Though what moral do you take from the Donkey/Dragon story then? I propose “Flirting in bad faith can land you making ongoing child support payments to a woman who’s not really your type.” After all Donkey should have learnt the message that he should only find animals similar to him attractive.
May 1, 2009 at 9:51 am
So Lord Merton stands by the central moral of the story as “it’s what’s inside that counts” even though the part where this happens (the donkey/dragon) isn’t the main thread of the story.
I would say too that this isn’t a movie aimed primarily at taking the piss out of disney, but at writing fractured fairytales.
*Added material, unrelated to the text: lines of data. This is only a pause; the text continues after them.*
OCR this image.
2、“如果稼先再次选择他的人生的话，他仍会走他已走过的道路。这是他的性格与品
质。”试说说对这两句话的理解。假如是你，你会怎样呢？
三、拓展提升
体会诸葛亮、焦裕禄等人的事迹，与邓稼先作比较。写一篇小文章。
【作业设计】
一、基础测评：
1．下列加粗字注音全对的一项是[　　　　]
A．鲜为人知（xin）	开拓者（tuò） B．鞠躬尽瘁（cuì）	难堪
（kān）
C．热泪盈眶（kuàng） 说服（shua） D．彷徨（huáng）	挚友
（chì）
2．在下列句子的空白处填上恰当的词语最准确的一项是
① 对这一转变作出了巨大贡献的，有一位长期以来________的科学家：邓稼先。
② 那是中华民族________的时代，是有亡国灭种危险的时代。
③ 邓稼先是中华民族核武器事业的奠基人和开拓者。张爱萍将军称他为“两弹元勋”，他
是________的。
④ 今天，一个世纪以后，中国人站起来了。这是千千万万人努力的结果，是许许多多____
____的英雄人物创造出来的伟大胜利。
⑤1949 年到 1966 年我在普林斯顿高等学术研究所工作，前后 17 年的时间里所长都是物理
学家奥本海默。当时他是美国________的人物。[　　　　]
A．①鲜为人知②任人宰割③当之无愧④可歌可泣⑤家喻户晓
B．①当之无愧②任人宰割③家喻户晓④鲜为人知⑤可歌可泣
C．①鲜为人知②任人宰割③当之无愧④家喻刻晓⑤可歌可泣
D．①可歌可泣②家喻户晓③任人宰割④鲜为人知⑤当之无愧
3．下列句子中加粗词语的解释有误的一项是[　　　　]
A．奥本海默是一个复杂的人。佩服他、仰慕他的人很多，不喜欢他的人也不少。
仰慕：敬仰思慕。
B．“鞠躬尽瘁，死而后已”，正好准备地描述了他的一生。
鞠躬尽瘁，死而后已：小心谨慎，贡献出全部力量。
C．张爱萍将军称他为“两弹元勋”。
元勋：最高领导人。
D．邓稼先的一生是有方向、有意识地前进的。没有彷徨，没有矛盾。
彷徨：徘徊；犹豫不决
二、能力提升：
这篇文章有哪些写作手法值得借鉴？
Both of you are judging the movie primarily from the standpoint of how the plot should have hung together. I think this is ex post facto reasoning, because there’s lots of ways that a movie like this could have had a functional plot, been a lot of fun and yet been different to the one that was made. The interesting question is why they chose this plot. Why did they foreground the couple from the same racial background, for example, and make the cross-cultural story (which actually supports the commonly accepted moral of the movie) the secondary story? Why did they choose to make Shrek and the Princess Ogres? They could have made Shrek a handsome prince, and the princess an ugly ogre, and after his initial surprise at her fatness, he loves her anyway. But this was too gross for the movie makers.
So in the end, after all their troubles, two people who are from the same racial background, who think each other are hot for purely physical reasons, and who have a huge amount in common, get together. It’s a nice ending! But it doesn’t support the commonly accepted moral of the movie (that people love each other despite their differences) because there are no differences between the main characters.
May 1, 2009 at 10:21 am
No, I’m totally on board with the approach of examining the movie with a critical eye and seeing what lessons we can draw from it.
For Shrek this gives us:
1. “Don’t judge others because of how they look. Unless they’re short.”
2. “Short people are evil and its OK to make jokes about their height. These facts may or may not be correlated.”
For Aliens and Monsters it tells us:
1. “Women can only become empowered by gaining enormous amounts of weight.”
2. “If you can’t tell the difference between individuals in a race, they must all be mentally the same too.”
3. “Sometimes when a caterpillar goes into its cocoon, the result is just as ugly as the starting state. So don’t assume your going to grow up to be beautiful.”
4. “Stupidity is in no way a disadvantage.”
Princess Mononoke says:
1. “Killing God is OK, as long as you run away fast enough afterward. So have a good plan.”
And Finding Nemo is totally message free. Which may explain why I hate it so much.